Vasos de plástico sobre un piano
El concierto había empezado a mediodía. Mi hermano mayor y yo seguíamos su retransmisión por el segundo canal de la tele, el salón en penumbra, las persianas bajadas para huir del calor fustigante del julio sevillano (aún desconocíamos que cada verano por venir sería, en progresión imparable, casi geométrica, el más caluroso de nuestras vidas, aunque aquellos lo fueran, y mucho). La modorra y algún grupo menor, momentos valle entre las fulgurantes apariciones de los entonces predilectos Spandau Ballet y Paul Young y Simple Minds y Sade, se habían ido adueñando de la tarde hasta que dos bobbies, supuestos polis británicos que en verdad eran miembros de los Monty Python, asomados tras un piano negro cubierto de vasos de plástico de Pepsi y otros con cerveza, restos de una fiesta prolongada, dieron paso al siguiente grupo. Y allí aparecieron Freddie Mercury, Brian May y el resto de Queen y el viejo Wembley se vino abajo y hasta el soso príncipe de Gales, un joven padre de familia que quizá anduviera pensando en los támpax de su aún oculta amante, la hoy reina Camila, se vino arriba. Con los primeros acordes al piano de Bohemian rapsody, ejecutados por Mercury, empezó la media hora más inolvidable del concierto y, probablemente, uno de los mejores pasajes de la historia de la música pop. Quien lo vio, no lo olvida; quien no lo haya visto, que deje esto y lo vea. Es una lección magistral de cómo aunar y levantar a setenta u ochenta o cien mil personas, que cualquiera sabe cuántas habría allí, con el mero, y poderoso, magnetismo de un artista en plenitud de sus portentosas facultades vocales y sus histriónicas dotes para dominar un escenario. Es una actuación memorable. Y un eficaz antídoto contra el decaimiento.

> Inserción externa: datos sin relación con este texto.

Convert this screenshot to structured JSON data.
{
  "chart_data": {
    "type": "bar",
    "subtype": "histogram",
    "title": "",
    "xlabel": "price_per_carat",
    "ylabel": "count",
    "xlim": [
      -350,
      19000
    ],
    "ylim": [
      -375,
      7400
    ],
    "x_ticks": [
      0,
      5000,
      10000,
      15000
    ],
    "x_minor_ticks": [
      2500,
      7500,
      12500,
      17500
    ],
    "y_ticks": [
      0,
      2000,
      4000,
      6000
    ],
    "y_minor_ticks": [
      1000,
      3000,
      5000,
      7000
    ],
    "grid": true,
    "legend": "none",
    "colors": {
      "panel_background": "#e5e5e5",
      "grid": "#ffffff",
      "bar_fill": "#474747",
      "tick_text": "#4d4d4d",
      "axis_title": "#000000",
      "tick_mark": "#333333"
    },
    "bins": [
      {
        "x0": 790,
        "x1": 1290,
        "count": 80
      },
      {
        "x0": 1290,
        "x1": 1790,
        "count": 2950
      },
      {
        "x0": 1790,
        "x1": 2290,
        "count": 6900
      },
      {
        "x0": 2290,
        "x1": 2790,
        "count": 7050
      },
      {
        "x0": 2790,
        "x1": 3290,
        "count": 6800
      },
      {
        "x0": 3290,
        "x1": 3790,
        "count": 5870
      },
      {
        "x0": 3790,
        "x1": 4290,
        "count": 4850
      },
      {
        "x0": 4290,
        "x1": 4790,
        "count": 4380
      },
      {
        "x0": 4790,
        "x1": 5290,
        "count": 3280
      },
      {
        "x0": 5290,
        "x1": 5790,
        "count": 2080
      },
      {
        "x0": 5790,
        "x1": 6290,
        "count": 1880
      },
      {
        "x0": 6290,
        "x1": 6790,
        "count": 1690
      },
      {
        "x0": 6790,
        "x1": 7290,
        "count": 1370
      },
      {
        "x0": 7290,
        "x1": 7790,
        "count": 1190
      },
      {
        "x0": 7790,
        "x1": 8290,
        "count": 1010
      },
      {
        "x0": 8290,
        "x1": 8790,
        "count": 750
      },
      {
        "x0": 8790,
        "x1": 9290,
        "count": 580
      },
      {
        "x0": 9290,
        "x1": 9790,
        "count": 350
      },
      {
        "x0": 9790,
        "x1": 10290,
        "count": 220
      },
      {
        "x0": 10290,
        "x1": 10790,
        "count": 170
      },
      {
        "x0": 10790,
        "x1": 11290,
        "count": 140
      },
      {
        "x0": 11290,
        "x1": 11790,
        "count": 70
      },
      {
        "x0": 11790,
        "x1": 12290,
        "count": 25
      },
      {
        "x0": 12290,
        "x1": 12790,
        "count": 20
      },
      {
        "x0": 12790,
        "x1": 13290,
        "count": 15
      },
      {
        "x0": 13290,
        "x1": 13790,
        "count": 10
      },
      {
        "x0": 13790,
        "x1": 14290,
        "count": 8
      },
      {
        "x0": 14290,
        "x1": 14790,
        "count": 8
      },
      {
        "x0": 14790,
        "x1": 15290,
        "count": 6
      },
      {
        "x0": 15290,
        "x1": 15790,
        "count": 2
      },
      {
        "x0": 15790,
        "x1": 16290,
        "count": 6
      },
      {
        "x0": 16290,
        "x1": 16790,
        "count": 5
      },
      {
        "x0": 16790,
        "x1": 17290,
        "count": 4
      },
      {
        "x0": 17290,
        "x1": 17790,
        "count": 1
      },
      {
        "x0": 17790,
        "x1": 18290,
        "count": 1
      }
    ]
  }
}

Era sábado, 13 de julio de 1985, cuando se celebró aquel concierto a caballo entre el viejo Wembley y otro estadio de Los Ángeles, California, un sábado eterno (tan eterno que mi señor padre, luego de una despreocupada siesta tras volver del trabajo –en la banca los sábados aún eran laborables– preguntó hastiado cuándo acababa “este tostonazo”). Bob Geldof, discreto músico intérprete del tema I don´t like mondays, himno oficioso de casi todos los currantes en activo, se había sacado de la manga aquel Live Aid tras ver las imágenes de los niños hinchados y moribundos por la hambruna que asolaba Etiopía, tan habituales en las televisiones de mediados aquellos años ochenta, y movilizó a unos cuantos artistas. Cualquiera sabe cuánta hambruna mitigó, si lo hizo. Lo que sí consiguió, aparte de poner en órbita a debutantes como Madonna, fueron momentos estelares de no pocos cantantes, desde Tina Turner con Mick Jagger hasta el elegante y nunca sencillo David Bowie, pasando por Collins que –eran tiempos del Concorde– actuó en los dos estadios. Todos lejos de aquella especie de cometa en el cénit de su combustión que era entonces Freddie Mercury.